Washington’s young defenseman is having the best season of his career as he has posted 20 points in 44 games. If he continues this pace, he will reach 37 points before the end of the season.

Orlov matches Niskanen and Carlson’s ability to join the rush despite lacking the physical frame his teammates have. Orlov stands at 5′ 11”, which is the shortest on the team. However, height as a defenseman is not everything. Boston’s Torey Krug is 5′ 9” and is ranked seventh in scoring among all rearguards.  Orlov’s scouting report nails him as an offensive animal excited to go up and down the ice. His aggressiveness might lead to opponents’ scoring chances, but defensemen are pinching more and more as the league becomes faster.  If the Capitals keep him, they will end up with at least three defensemen who can generate offense any time in a game.
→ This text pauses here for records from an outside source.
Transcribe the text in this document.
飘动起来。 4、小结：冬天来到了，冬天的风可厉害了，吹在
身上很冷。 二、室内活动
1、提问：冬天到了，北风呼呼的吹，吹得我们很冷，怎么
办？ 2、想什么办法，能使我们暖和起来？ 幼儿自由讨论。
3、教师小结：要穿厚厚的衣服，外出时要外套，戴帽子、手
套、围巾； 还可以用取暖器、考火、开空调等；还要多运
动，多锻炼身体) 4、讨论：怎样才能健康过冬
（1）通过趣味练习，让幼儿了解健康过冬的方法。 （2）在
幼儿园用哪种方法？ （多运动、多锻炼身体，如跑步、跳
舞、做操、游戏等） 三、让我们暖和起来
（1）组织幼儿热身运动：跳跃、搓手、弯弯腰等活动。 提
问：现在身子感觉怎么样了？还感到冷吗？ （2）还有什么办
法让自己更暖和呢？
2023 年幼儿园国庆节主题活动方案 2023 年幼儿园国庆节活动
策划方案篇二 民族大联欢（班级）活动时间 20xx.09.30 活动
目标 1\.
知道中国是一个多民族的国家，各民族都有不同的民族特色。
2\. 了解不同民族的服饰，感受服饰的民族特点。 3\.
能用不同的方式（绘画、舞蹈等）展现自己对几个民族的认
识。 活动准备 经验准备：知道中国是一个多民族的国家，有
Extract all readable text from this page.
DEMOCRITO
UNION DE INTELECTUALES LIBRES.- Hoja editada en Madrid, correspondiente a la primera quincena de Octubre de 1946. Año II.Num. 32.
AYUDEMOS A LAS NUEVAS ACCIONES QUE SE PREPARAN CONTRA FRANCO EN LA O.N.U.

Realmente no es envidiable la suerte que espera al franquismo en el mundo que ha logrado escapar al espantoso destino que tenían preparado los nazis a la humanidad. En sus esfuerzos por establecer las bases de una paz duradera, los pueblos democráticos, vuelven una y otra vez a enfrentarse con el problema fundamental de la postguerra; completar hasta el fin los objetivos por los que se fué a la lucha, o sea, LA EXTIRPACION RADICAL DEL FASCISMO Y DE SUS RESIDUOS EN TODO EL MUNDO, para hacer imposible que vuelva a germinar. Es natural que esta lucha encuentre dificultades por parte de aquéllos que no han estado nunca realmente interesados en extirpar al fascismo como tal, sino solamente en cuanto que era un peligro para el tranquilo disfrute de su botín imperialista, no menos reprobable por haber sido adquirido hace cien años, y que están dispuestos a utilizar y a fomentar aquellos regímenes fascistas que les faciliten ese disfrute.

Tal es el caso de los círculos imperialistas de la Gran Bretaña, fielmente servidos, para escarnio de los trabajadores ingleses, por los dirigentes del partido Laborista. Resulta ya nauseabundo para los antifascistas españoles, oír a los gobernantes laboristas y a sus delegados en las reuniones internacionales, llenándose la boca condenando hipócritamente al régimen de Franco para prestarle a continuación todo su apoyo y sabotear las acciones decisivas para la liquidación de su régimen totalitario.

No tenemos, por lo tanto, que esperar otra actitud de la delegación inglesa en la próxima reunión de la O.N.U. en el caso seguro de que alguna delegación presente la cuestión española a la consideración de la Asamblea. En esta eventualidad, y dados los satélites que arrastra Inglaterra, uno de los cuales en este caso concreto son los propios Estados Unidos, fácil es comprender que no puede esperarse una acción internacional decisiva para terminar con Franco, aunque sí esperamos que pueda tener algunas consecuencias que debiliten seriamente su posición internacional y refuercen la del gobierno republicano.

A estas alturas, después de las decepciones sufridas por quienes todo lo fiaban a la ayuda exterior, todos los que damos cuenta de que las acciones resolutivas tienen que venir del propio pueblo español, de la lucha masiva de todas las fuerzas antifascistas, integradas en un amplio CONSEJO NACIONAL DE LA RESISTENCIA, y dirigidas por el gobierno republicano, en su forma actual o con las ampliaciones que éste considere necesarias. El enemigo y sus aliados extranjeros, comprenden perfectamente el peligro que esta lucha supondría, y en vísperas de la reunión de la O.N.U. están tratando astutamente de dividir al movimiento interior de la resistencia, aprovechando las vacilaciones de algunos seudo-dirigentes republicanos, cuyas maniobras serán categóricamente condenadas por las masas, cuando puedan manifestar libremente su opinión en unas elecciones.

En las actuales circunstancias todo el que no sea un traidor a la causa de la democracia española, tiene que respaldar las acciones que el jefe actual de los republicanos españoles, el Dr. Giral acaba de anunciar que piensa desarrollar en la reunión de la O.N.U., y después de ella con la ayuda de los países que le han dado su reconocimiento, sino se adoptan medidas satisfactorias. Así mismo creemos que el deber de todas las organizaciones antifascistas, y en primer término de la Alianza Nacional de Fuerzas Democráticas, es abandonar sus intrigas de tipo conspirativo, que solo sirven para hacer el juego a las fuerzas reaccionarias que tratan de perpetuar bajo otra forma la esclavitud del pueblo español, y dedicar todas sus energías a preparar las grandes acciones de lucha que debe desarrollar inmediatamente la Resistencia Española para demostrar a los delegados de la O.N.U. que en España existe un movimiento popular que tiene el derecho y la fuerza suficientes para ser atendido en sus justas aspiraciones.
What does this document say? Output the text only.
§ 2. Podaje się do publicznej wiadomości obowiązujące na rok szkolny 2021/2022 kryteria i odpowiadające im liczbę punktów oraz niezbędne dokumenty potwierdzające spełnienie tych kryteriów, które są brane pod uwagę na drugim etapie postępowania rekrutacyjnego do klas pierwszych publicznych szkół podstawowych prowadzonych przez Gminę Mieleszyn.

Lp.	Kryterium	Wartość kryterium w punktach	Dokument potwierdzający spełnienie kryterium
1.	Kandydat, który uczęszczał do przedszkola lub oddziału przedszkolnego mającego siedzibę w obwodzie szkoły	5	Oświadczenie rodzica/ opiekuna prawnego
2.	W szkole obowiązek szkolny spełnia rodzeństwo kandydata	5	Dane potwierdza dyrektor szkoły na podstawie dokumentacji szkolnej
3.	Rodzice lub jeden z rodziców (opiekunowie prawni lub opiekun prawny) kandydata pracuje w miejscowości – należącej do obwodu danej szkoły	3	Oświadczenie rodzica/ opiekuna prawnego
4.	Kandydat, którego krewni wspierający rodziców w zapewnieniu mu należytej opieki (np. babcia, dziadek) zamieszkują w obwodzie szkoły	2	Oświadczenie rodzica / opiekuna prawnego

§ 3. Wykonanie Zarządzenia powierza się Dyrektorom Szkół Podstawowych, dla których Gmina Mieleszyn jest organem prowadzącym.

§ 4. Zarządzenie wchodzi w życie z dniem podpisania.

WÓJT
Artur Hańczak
With the draft still a while away, a lot of things can change in the locker room. The Capitals might trade players or face alarming injuries. Carlson is injured with a minor lower-body injury, but he is the only Capital injured. Washington got a new look with Niskanen and Orpik two years ago. Now, they have constructed a deeper trio of defense pairs that are capable of attacking and defending against top teams in the league. With no shortages of decisions to make for his team, MacLellan will have his hands full as the expansion draft looms closer.